There are some factual errors. On p. 59 T. has confused mime with pantomime (which he describes correctly on p. 71); the comparison of ancient mime with the modern mime of Marcel Marceau is false and misleading. The stone seats in the theater of Dionysus were not built “shortly after” (p.15) the first production of Antigone but a century later. In the vase painting fig. 30, p. 64 (British Museum F 189) the figure on the left (probably the slave, not the son of the old man on the right) is holding a situla, not an oil-lamp, in his right hand (and a fillet and phiale, not a tambourine, in his left3).
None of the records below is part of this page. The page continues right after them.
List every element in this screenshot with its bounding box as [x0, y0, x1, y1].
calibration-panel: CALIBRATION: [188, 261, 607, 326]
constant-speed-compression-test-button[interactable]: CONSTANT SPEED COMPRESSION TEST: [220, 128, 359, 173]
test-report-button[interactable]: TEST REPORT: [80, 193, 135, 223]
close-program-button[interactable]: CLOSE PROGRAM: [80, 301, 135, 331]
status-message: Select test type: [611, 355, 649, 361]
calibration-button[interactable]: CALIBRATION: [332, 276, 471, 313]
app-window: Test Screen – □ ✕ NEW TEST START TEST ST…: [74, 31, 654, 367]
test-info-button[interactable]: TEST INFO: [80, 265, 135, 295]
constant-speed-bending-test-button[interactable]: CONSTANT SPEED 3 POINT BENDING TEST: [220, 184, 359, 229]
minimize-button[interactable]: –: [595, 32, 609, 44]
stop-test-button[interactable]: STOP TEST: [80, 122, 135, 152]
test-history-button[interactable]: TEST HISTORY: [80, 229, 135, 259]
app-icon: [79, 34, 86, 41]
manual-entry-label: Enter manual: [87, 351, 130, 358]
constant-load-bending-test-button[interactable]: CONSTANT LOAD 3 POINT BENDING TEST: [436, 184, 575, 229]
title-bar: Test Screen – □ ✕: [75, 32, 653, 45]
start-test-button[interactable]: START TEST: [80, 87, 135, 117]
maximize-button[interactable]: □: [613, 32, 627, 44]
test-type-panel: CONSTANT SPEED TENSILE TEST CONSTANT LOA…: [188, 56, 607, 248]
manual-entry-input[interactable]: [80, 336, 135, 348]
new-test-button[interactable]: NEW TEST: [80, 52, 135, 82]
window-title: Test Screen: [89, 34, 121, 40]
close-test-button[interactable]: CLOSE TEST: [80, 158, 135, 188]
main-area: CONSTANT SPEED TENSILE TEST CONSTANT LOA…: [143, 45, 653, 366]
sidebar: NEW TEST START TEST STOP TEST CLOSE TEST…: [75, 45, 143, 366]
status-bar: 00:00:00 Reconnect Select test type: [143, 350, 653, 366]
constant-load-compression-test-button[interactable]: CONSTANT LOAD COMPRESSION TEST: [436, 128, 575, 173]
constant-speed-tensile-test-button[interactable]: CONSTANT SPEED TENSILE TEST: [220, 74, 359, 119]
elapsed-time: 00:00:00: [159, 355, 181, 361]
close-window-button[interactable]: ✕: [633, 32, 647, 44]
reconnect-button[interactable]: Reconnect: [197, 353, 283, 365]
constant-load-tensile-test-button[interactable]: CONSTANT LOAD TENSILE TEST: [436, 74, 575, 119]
Domitia was supposedly divorced, not banished (p. 71), for her affair with the pantomime actor Paris (Suet. Dom. 3), and Martial’s epitaph for him (it is not one he “had composed for himself”) calls him the “glory and grief” ( decus et dolor 11.13.5) of the Roman theater. T. translates only “the glory of the theatre”. The absence of Aristotle’s Poetics from the discussion of the evidence for the origins of Greek theater (pp. 3-4) is a serious omission. Bibliographic notes could be more informative. It would be helpful, for example, to mention that Csapo and Slater’s The Context of Ancient Drama is a source book, with a well-annotated bibliography of its own (and a much more recent one, though less comprehensive, than the two cited4). A few items are dated (one questions whether R.C. Flickinger’s The Greek Theater and its Drama (University of Chicago Press, 1918) is “still very useful”). The section on comedy should include A.S. Gratwick’s chapter on “Roman Drama” in CHCL Vol. II.1 (CHCL Vol. I heads the section on tragedy), and it is a surprise not to see either D. Konstan’s Roman Comedy (Cornell, 1983), very readable by non-specialists, or, in view of T.’s emphasis on performance, N. Slater’s Plautus in Performance (Princeton, 1985). It is also a surprise to see no information on either audio-visual or web-based resources in a book intended for high school use. One final note on production quality: the numerous black and white photographs are adequate (with the exception of 7 and 23, which are out of focus), though not to be compared with those of R. Green and E. Handley’s comparably priced Images of the Greek Theatre (Texas, 1995). Sketches and plans (specifically 1, 2, 8, 13, 14, 20) are not attributed.
Notes
1. J.S. Traill, Persons of Ancient Athens (Toronto, 1995) Vol. 4, #266595. The name is restored. T. overstates the facts in calling him “a sponsor who, we know, worked with Sophocles a few years earlier” (p. 16).
2. Holt N. Parker, “Plautus vs. Terence: Audience and Popularity Re-examined”, AJP 117 (1996) 585-617.
3. R. Green and E. Handley, Images of the Greek Theatre, University of Texas Press, 1995, p. 55, fig. 29; A.D. Trendall, Phlyax Vases, Bulletin of the Institute of Classical Studies, No. 19, 2nd edition, 1967, no. 39; The Red-Figured Vases of Paestum, British School at Rome, 1987 p. 159 no. 280, pl. 103a-b; A.D. Trendall and T.B.L. Webster, Illustrations of Greek Drama, Phaidon Press, 1971; M. Bieber, The History of the Greek and Roman Theater, Princeton University Press, 1961, p. 141, fig. 517.
4. Both in the New Surveys in The Classics series (Oxford University Press): T.B.L. Webster, Greek Tragedy (1971); W.G. Arnott, Menander, Plautus, Terence, (1975).